And so I thought of your room today.
Your lights are always on whenever I drive past and I wonder what you do in there all the time. I remember the first time you took me there, the way I felt. I was trying to hide myself in some way. Hide fear, hide scars, hide inexperience, hide drunkenness. I remember your smile, the one you’ve flashed me so often, and the one I shy away from every time I see it. Life feels surreal when I’m with you, like an excerpt from a racy novel. You don’t feel like the other people I meet. I look up to you in a different way. You constantly surprise me.
When we talk after, while you smoke a cigarette and ash it, I watch your fingers. I love feeling the sound of your voice fill my head. Sometimes I tune out the words and then it’s just a sound, a kind of music. I understand you, in so many ways. Your eccentricities all make sense to me.
When we talk before, I feel my stomach go into a knot. I feel my forehead moistening. I wonder what’ll happen and I wait. I even find that I hold my breath sometimes.
You’re always honest with me, sometimes subtly, sometimes brutally. I feel like you’re always careful not to hurt my feelings too much. You don’t like it when I play down my abilities, but when I big myself up, you break me.

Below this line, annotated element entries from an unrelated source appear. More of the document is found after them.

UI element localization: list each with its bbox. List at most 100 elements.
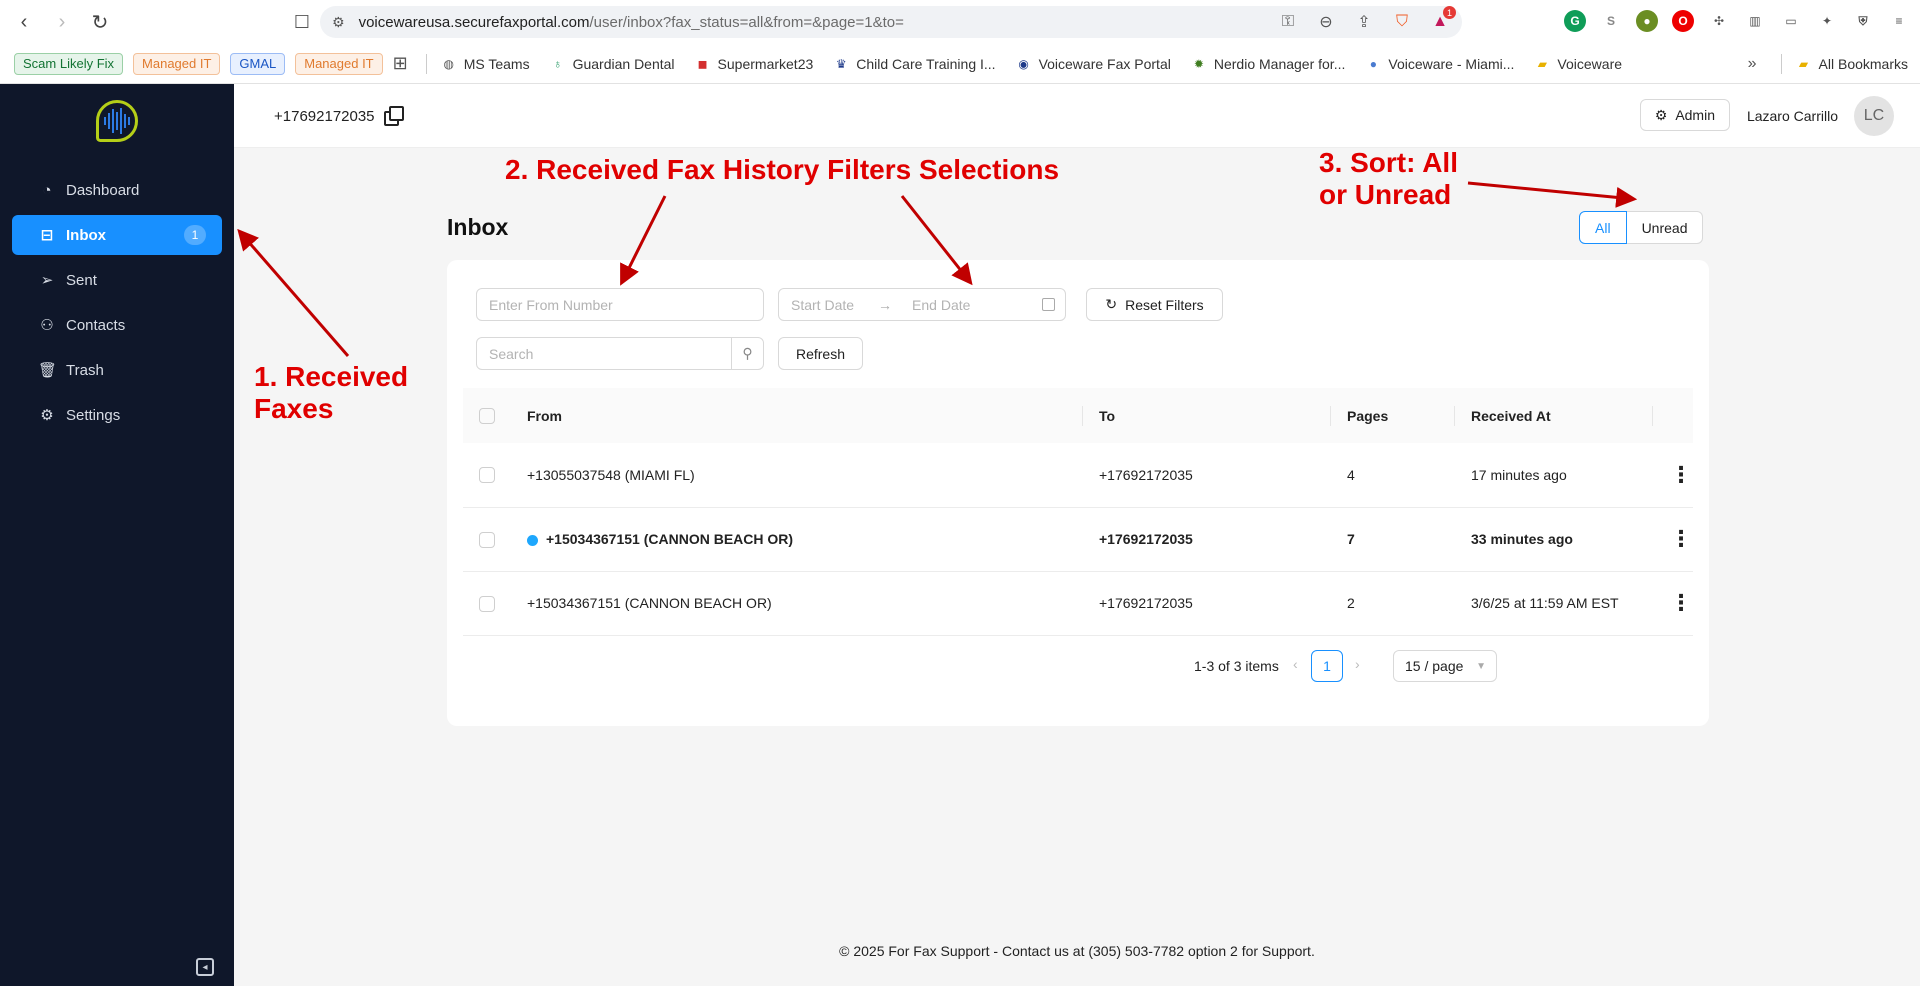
sidebar: ◔ Dashboard ⊟ Inbox 1 ➢ Sent ⚇ Contacts … <box>0 84 234 986</box>
date-range-picker[interactable]: Start Date → End Date <box>778 288 1066 321</box>
select-all-checkbox[interactable] <box>479 408 495 425</box>
row-pages: 7 <box>1331 507 1455 572</box>
address-bar[interactable]: ⚙ voicewareusa.securefaxportal.com /user… <box>320 6 1462 38</box>
bookmark-item[interactable]: ◉ Voiceware Fax Portal <box>1016 56 1171 72</box>
sidebar-item-contacts[interactable]: ⚇ Contacts <box>12 305 222 345</box>
more-actions-icon[interactable]: ⋮ <box>1653 443 1693 508</box>
start-date-input[interactable]: Start Date <box>791 297 854 313</box>
puzzle-icon[interactable]: ✣ <box>1708 10 1730 32</box>
copy-icon[interactable] <box>384 106 404 126</box>
table-row[interactable]: +13055037548 (MIAMI FL) +17692172035 4 1… <box>463 443 1693 508</box>
collapse-sidebar-icon[interactable]: ◂ <box>196 958 214 976</box>
bookmark-item[interactable]: ● Voiceware - Miami... <box>1365 56 1515 72</box>
bookmark-chip[interactable]: Managed IT <box>133 52 221 75</box>
row-received-at: 3/6/25 at 11:59 AM EST <box>1455 571 1653 636</box>
pagination-summary: 1-3 of 3 items <box>1194 658 1279 674</box>
grammarly-icon[interactable]: G <box>1564 10 1586 32</box>
end-date-input[interactable]: End Date <box>912 297 970 313</box>
more-actions-icon[interactable]: ⋮ <box>1653 507 1693 572</box>
row-pages: 2 <box>1331 571 1455 636</box>
row-from: +13055037548 (MIAMI FL) <box>511 443 1083 508</box>
table-row[interactable]: +15034367151 (CANNON BEACH OR) +17692172… <box>463 571 1693 636</box>
user-name[interactable]: Lazaro Carrillo <box>1747 108 1838 124</box>
row-from: +15034367151 (CANNON BEACH OR) <box>546 531 794 547</box>
row-to: +17692172035 <box>1083 443 1331 508</box>
gear-icon: ⚙ <box>1654 106 1668 123</box>
sidebar-item-inbox[interactable]: ⊟ Inbox 1 <box>12 215 222 255</box>
table-row[interactable]: +15034367151 (CANNON BEACH OR) +17692172… <box>463 507 1693 572</box>
refresh-button[interactable]: Refresh <box>778 337 863 370</box>
bookmark-item[interactable]: ♛ Child Care Training I... <box>833 56 996 72</box>
chevron-down-icon: ▼ <box>1476 660 1486 672</box>
column-received-at[interactable]: Received At <box>1455 388 1653 443</box>
row-checkbox[interactable] <box>479 531 495 548</box>
admin-button[interactable]: ⚙ Admin <box>1639 99 1730 131</box>
opera-icon[interactable]: O <box>1672 10 1694 32</box>
prev-page-icon[interactable]: ‹ <box>1293 656 1298 672</box>
bookmark-chip[interactable]: GMAL <box>230 52 286 75</box>
sidebar-item-sent[interactable]: ➢ Sent <box>12 260 222 300</box>
menu-icon[interactable]: ≡ <box>1888 10 1910 32</box>
tab-groups-icon[interactable]: ⊞ <box>393 53 408 74</box>
zoom-icon[interactable]: ⊖ <box>1316 12 1336 32</box>
calendar-icon <box>1042 298 1055 311</box>
filter-unread-button[interactable]: Unread <box>1626 211 1704 244</box>
search-icon[interactable]: ⚲ <box>731 337 763 370</box>
row-checkbox[interactable] <box>479 467 495 484</box>
column-from[interactable]: From <box>511 388 1083 443</box>
row-checkbox[interactable] <box>479 595 495 612</box>
leo-ai-icon[interactable]: ✦ <box>1816 10 1838 32</box>
page-size-select[interactable]: 15 / page ▼ <box>1393 650 1497 682</box>
share-icon[interactable]: ⇪ <box>1354 12 1374 32</box>
annotation-sort: 3. Sort: All or Unread <box>1319 147 1458 210</box>
url-path: /user/inbox?fax_status=all&from=&page=1&… <box>589 13 904 31</box>
sidebar-item-trash[interactable]: 🗑 Trash <box>12 350 222 390</box>
bookmarks-overflow-icon[interactable]: » <box>1748 55 1757 73</box>
range-arrow-icon: → <box>878 296 893 313</box>
extension-icon[interactable]: ● <box>1636 10 1658 32</box>
bookmark-item[interactable]: ◼ Supermarket23 <box>695 56 814 72</box>
site-settings-icon[interactable]: ⚙ <box>332 14 345 31</box>
bookmark-item[interactable]: ◍ MS Teams <box>441 56 529 72</box>
more-actions-icon[interactable]: ⋮ <box>1653 571 1693 636</box>
vpn-icon[interactable]: ⛨ <box>1852 10 1874 32</box>
bookmark-chip[interactable]: Scam Likely Fix <box>14 52 124 75</box>
reload-icon[interactable]: ↻ <box>86 8 114 36</box>
sidebar-item-dashboard[interactable]: ◔ Dashboard <box>12 170 222 210</box>
app-logo[interactable] <box>96 100 138 142</box>
back-icon[interactable]: ‹ <box>10 8 38 36</box>
bookmarks-bar: Scam Likely Fix Managed IT GMAL Managed … <box>0 44 1920 84</box>
forward-icon[interactable]: › <box>48 8 76 36</box>
s-extension-icon[interactable]: S <box>1600 10 1622 32</box>
bookmark-item[interactable]: ▰ Voiceware <box>1534 56 1622 72</box>
column-to[interactable]: To <box>1083 388 1331 443</box>
search-input[interactable]: Search ⚲ <box>476 337 764 370</box>
sidebar-item-label: Trash <box>66 361 104 379</box>
bookmark-item[interactable]: ✹ Nerdio Manager for... <box>1191 56 1346 72</box>
sidebar-item-label: Sent <box>66 271 97 289</box>
wallet-icon[interactable]: ▭ <box>1780 10 1802 32</box>
page-number-button[interactable]: 1 <box>1311 650 1343 682</box>
all-bookmarks[interactable]: ▰ All Bookmarks <box>1796 56 1908 72</box>
reset-filters-button[interactable]: ↻ Reset Filters <box>1086 288 1223 321</box>
column-pages[interactable]: Pages <box>1331 388 1455 443</box>
bookmark-chip[interactable]: Managed IT <box>295 52 383 75</box>
pagination: 1-3 of 3 items ‹ 1 › 15 / page ▼ <box>447 650 1709 682</box>
sidebar-item-settings[interactable]: ⚙ Settings <box>12 395 222 435</box>
fax-icon: ◉ <box>1018 56 1029 71</box>
bookmark-page-icon[interactable]: ☐ <box>288 12 316 33</box>
brave-shields-icon[interactable]: ⛉ <box>1392 12 1412 32</box>
from-number-input[interactable]: Enter From Number <box>476 288 764 321</box>
app-header: +17692172035 ⚙ Admin Lazaro Carrillo LC <box>234 84 1920 148</box>
dashboard-icon: ◔ <box>42 181 52 199</box>
avatar[interactable]: LC <box>1854 96 1894 136</box>
brave-rewards-icon[interactable]: ▲ 1 <box>1430 6 1456 32</box>
row-received-at: 33 minutes ago <box>1455 507 1653 572</box>
key-icon[interactable]: ⚿ <box>1278 12 1298 32</box>
logo-sound-wave-icon <box>104 108 130 134</box>
inbox-card: Enter From Number Start Date → End Date … <box>447 260 1709 726</box>
bookmark-item[interactable]: ♁ Guardian Dental <box>550 56 674 72</box>
sidebar-toggle-icon[interactable]: ▥ <box>1744 10 1766 32</box>
filter-all-button[interactable]: All <box>1579 211 1627 244</box>
next-page-icon[interactable]: › <box>1355 656 1360 672</box>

We talk often – at dinners, on drives and on my terrace. We talk of our ideals, our dreams and how everything is so eff-ing wrong. We never talk about us though, and when we do, even in jest, I don’t say much. You say – we’re this and we’re that. I listen and smile, and nod. To an outsider, it may seem like I don’t think about our relationship, but in truth, I have analysed it, over-analysed it, dissected it, in every way possible.